そして、そんな笑い顔を見たら、キリトも……見惚れるのを必死にこらえていたようだ。

 リュウキも、自然と笑顔になっていた。

 レイナは、本当に感謝をしていた。姉と、こうやって笑い合える日がまた来るなんて、と。
 
 そして、リュウキ自身もそうだ。
 笑顔にさせてくれたから。……自然に笑顔が出る様になったから。もう、そんな事二度とないと想っていたのに。

「あのね? リュウキ君。本当は、私あなたにお礼を言いに来たの」

 レイナがそう言うのを訊くとリュウキは、考え込み。

「……ん? ああ、風呂と寝床の事か?」
「ッ!!」

 お礼を言われるとすれば、一番それが当てはまるだろう。と、リュウキは思った。実際ものすごく感謝をされたから。

 そして、レイナは、本当に驚いていた。

(――まさかっ……! 2人の前でそんな事言わないでっ!)

 っとレイナが叫ぼうとした時に、アスナも同様に赤らめていた。どうやら……我が姉も同じだった様だとアスナは考えていたのだ。

「はは、ほんとに似たもの姉妹だな……」

 キリトは2人を見て笑っていた。そして、一頻り笑った後。

「そうね……。お礼は色々あるよ。……それに私はね? この世界で追いかけたいもの、目指したいものを初めて見つけたの」

 レイナは、リュウキにそう言った。

「へぇ……。それはどんな?」

 リュウキはレイナの言葉を興味深そうに聞くが。

「えへへ……内緒だよ」

 だが、レイナは教えてくれなかった。

「そうか、まあ、強制はしない」

 そして、リュウキは早々に諦める。簡単に諦められてしまって、正直レイナは、少し複雑だけど、まあ今は(・・)良い。と首を振った。

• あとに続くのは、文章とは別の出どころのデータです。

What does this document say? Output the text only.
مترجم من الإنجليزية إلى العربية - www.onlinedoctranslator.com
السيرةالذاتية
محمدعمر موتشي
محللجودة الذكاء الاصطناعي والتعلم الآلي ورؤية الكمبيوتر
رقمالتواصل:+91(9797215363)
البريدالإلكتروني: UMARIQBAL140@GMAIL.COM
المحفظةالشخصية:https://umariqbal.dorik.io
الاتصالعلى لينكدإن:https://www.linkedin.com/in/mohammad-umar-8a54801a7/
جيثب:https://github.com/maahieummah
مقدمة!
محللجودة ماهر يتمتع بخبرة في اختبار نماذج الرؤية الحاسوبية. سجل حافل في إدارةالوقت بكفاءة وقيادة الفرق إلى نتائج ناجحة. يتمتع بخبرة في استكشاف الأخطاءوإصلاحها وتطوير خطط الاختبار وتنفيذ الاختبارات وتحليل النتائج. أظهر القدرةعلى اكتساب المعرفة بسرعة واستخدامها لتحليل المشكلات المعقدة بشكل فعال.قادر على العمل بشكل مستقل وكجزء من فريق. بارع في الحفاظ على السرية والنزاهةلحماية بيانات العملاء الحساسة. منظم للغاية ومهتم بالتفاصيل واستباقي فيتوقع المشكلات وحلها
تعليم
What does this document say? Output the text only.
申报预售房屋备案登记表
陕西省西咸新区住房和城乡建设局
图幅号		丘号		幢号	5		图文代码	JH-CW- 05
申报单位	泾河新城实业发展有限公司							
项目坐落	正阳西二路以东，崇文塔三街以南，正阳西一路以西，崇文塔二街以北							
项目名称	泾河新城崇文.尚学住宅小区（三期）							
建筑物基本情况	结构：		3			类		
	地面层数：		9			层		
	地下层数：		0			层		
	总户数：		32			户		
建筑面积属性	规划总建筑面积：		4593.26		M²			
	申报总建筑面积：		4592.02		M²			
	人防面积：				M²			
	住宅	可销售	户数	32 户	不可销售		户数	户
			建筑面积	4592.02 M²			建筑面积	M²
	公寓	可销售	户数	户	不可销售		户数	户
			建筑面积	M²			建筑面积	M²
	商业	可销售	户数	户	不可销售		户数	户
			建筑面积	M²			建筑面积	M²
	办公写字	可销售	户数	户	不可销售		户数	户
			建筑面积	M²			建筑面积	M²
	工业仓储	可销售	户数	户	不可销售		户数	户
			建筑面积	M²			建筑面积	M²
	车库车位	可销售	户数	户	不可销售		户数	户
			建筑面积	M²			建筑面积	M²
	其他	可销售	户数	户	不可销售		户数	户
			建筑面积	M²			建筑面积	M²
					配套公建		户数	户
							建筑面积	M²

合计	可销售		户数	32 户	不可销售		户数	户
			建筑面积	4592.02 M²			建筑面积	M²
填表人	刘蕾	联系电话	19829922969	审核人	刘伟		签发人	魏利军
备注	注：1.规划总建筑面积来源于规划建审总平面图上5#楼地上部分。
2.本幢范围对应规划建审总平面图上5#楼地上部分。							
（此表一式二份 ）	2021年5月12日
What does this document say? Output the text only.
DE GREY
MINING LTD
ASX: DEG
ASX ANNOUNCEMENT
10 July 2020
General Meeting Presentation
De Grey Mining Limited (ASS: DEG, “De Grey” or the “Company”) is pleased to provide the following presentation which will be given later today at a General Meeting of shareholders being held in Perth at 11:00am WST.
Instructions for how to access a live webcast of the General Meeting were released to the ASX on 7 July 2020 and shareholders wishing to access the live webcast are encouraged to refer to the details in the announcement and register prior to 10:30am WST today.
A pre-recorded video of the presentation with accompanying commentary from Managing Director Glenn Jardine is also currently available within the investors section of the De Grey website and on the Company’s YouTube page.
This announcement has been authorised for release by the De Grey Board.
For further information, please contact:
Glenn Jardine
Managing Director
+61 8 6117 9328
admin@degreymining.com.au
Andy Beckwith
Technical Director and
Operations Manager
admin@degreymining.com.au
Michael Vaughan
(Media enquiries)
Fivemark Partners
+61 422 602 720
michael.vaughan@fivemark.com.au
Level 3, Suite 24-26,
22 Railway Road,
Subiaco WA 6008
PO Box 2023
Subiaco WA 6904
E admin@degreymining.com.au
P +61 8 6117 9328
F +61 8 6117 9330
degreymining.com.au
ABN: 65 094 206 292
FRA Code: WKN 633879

「ふふふ……奇遇だね。私も見つけたの。レイと同様にね?」

 アスナもそう言っていた。

「??」

 キリトの顔を見ているようだったが、わからないようだ。

「同じだね? お姉ちゃん。がんばろっ! 同じように目指した場所へいけるようにさ!」
「そうね……。がんばろっ! 一緒にさっ!」

 2人は互いに笑いあっていた。

「ふふ……」

 リュウキは安堵感につつまれる。この間言っていた言葉が本当に嘘のようだ。
 大切な人と別れたという言葉。本当に悲しそうな言葉だ。もうあんな姿は見たくない。

―――何故だろう……?

 そう強く思っている自分もいるんだ。こんな気持ち初めてだが。リュウキは不思議に思っていたがすぐに考えるのを止めた。

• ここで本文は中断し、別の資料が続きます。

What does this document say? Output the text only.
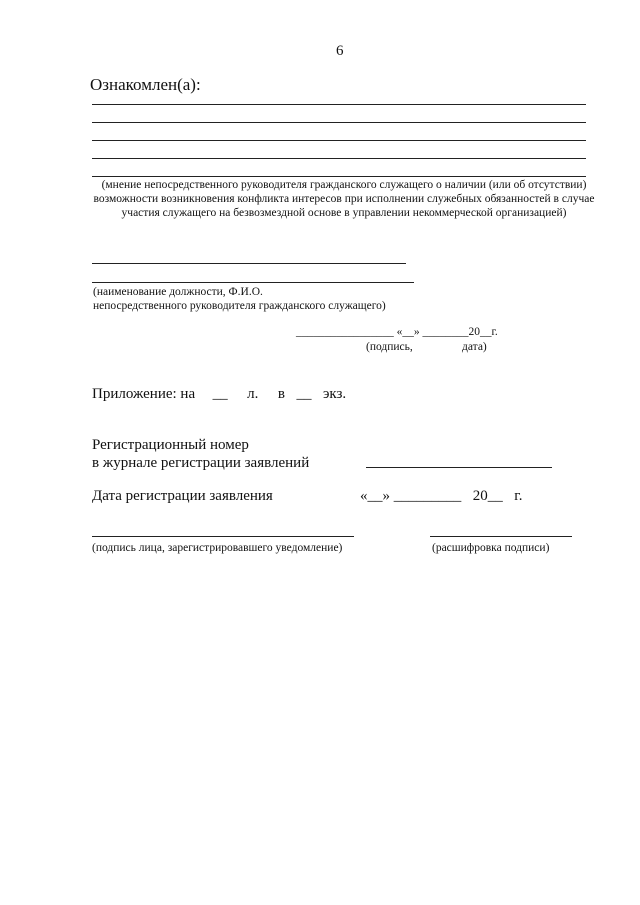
6
Ознакомлен(а):
(мнение непосредственного руководителя гражданского служащего о наличии (или об отсутствии) возможности возникновения конфликта интересов при исполнении служебных обязанностей в случае участия служащего на безвозмездной основе в управлении некоммерческой организацией)
(наименование должности, Ф.И.О.
непосредственного руководителя гражданского служащего)
_________________ «__» ________20__г.
(подпись,	дата)
Приложение: на __ л. в __ экз.
Регистрационный номер
в журнале регистрации заявлений
Дата регистрации заявления	«__» _________ 20__ г.
(подпись лица, зарегистрировавшего уведомление)	(расшифровка подписи)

「……2人は強くなる。剣の技だけじゃない。強い心を持ってるんだから。この世界でそれが一番重要な事だ。……もし誰か信頼できる人にギルドに誘われたら断るなよ」

 リュウキはそう言っていた。

「ああ、オレもそれは思ってた。あの剣技……、凄まじかったもんな。……それでも、ソロプレイには限界がある。絶対的な……な」

 キリトもリュウキ同様強く推した。1人はダメだと。だから、必ずギルドに入れと。
 何か……その言葉に2人は寂しさを覚えた。自分達の事を思っての事、だとしても寂しさはあった。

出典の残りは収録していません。